Il Risorgimento come specchio opaco: l’Italia che si unì lasciando indietro sé stessa
L'ultimo lavoro di Mario Garofalo edito da Buonaiuto
di Redazione Cultura
C'è un'Italia che da più di un secolo e mezzo si racconta come "una e indivisibile", mentre si rifiuta di guardarsi davvero allo specchio. Un Paese che celebra l'Unità con le parate e le fanfare, dimenticando che quell'unità è nata da una guerra civile mai riconosciuta, da un Sud occupato "in nome della libertà" e da un popolo lasciato fuori dalla propria storia.
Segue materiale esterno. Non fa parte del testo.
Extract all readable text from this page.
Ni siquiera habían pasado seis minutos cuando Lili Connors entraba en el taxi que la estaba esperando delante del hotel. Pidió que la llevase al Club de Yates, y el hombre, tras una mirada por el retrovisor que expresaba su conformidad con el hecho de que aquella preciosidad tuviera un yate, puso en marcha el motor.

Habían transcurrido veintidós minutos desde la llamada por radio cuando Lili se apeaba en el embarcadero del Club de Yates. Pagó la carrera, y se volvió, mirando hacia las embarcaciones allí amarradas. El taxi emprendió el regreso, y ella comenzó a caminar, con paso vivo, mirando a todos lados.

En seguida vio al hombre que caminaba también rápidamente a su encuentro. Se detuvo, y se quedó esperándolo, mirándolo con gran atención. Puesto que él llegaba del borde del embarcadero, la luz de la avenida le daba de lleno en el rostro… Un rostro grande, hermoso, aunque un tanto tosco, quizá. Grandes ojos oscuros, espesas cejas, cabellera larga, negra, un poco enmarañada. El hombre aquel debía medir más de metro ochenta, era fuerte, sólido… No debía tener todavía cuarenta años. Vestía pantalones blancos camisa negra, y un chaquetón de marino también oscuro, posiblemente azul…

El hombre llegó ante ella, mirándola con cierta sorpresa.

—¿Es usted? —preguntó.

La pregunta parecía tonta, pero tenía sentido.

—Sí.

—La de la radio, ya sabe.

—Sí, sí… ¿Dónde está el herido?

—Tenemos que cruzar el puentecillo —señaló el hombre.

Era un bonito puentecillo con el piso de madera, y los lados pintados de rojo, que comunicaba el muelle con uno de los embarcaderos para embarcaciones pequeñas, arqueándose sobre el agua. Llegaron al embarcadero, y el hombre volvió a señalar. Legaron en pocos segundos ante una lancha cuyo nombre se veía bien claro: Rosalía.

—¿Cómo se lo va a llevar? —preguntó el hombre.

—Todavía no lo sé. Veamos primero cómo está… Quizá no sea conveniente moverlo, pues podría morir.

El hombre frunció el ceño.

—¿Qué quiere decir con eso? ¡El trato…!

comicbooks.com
Mario Garofalo nel suo saggio lo dice con chiarezza: il Risorgimento fu una costruzione incompiuta, una narrazione creata per coprire le disuguaglianze di ieri che somigliano fin troppo a quelle di oggi. Nel 1861 i poveri del Sud furono trattati da ostacolo al progresso e nel 2025 la situazione appare ancora simile: un Paese a due velocità, con i ricchi che dettano l'agenda e gli ultimi che continuano a pagare i conti.
Garofalo non è un revisionista, è un uomo che chiede conto alla storia, come dovrebbero fare i cittadini con la politica. E lo fa con una domanda semplice: chi è rimasto fuori dall'Unità d'Italia? La risposta è scomoda: la maggioranza. Le classi popolari, i contadini, gli artigiani, chi non aveva voce né rappresentanza. L'Italia è nata escludendo queste persone e, in parte, continua a lasciarle ai margini.
Cavour e i Savoia pensarono a un Paese moderno, moderno per chi? L'unità si fece a colpi di fucile, le rivolte contadine furono represse con ferocia, interi paesi del Mezzogiorno messi a ferro e fuoco in nome dell'ordine. Di quella violenza si preferisce tacere. Si privilegia la retorica patriottica, quella comoda e inoffensiva, fatta di eroi e inni. È la stessa retorica che oggi racconta un'Italia "in ripresa" mentre milioni di cittadini faticano a sopravvivere.
Garofalo ci ricorda che la storia è una ferita da capire. Gramsci lo aveva detto un secolo fa: quella del Risorgimento fu una "rivoluzione senza rivoluzione", un cambio di élite più che un risveglio popolare. Da allora le cose non sono molto cambiate. I palazzi si rinnovano, i rapporti di forza restano identici: chi comanda decide, chi subisce si arrangia.
La verità è che l'Italia deve ancora fare i conti con se stessa. Ha preferito raccontarsi come un Paese unito invece di diventarlo davvero. Ha costruito un'identità nazionale dimenticando metà del suo popolo. Ogni volta che qualcuno prova a dirlo, scatta il riflesso pavloviano del patriottismo di maniera: "Toccare i simboli è un'offesa!". I simboli, se non vengono interrogati, diventano menzogne.
Quello di Garofalo rappresenta un atto d'amore verso la verità. Solo chi ha il coraggio di guardare dove fa male può sperare di cambiare le cose. Studiare la storia serve a comprendere da dove nascono le nostre crepe. E le nostre crepe hanno tutte la stessa radice: un Paese che si crede unito e continua a vivere diviso.
L'Italia ha bisogno di memoria. Di quella vera, scomoda, capace di restituire voce ai dimenticati. Perché finché non impareremo a riconoscerli, continueremo a chiamare "Unità" ciò che è, ancora oggi, soltanto un'illusione.